A incógnita do saber tem assombrado meu sono e desperta percebi que haverá de ser assim: preciso crer, pois não crendo eu mesma me tripudio, alimento um fantasma impostor em meu espírito que questiona todas minhas crenças me abatendo o mal - me acamo em uma mulher delegada as funções estabelecidas pelo patriarcado - anestesiada em minha função doméstica, esquecida do espírito de ser/existir e mal amo, mal falo, mal desejo, a depressão - nascida do capital e dada como condição natural do homem pós-moderno - melancólico, delirante de punição, suicida - o novo "normal".
O outro, que também eu, se doente e faminto, impossibilitado e incapacitado, angustia-me a vivência em sua totalidade pois o peso da meritocracia fraudulenta em nossos ombros que nos impõe a mentira como verdade e nos rouba a crença minando o espírito e subjugando nossos corpos ao trabalho compulsório e infindável e se fraqueja a carne nos escarra em nossa cara um "Tio Sam" faminto de carne e espírito: "fraco! incapaz!" e nos puxa as partes muito bem específicas em engendrada roda de moer gente e espírito em que pendura as cordas, dá os nós, se coloca o pescoço e dá o empurrão que finda a vida e depois delega a morte ao próprio homem, a vítima, superexplorado, consumido, raquítico de justiça e domínio - o chute no cachorro morto.

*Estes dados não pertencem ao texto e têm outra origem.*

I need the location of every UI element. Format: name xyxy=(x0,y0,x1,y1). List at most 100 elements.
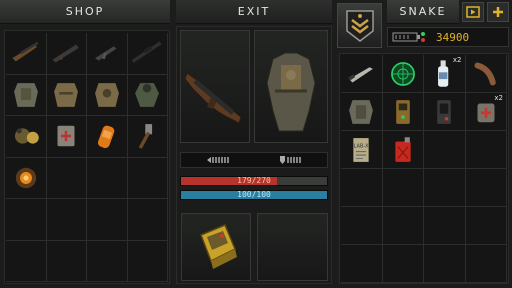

Tenho exercitado vivenciar a vida como um exercício de fé professada - definido bem o rumo, na escolha da rota tenho me desparamentado dessa lavagem que me insensibilizou ao outro: quero estar ao lado dos oprimidos, dos rejeitados, dos derrotados. Quero compartilhar o pão e ajudar a curar feridas. Quero dialogar com afeto e equilíbrio. Tenho me espelhado em Cristo. Quero a justiça divina, a comunidade entre os homens, a insurreição de nós.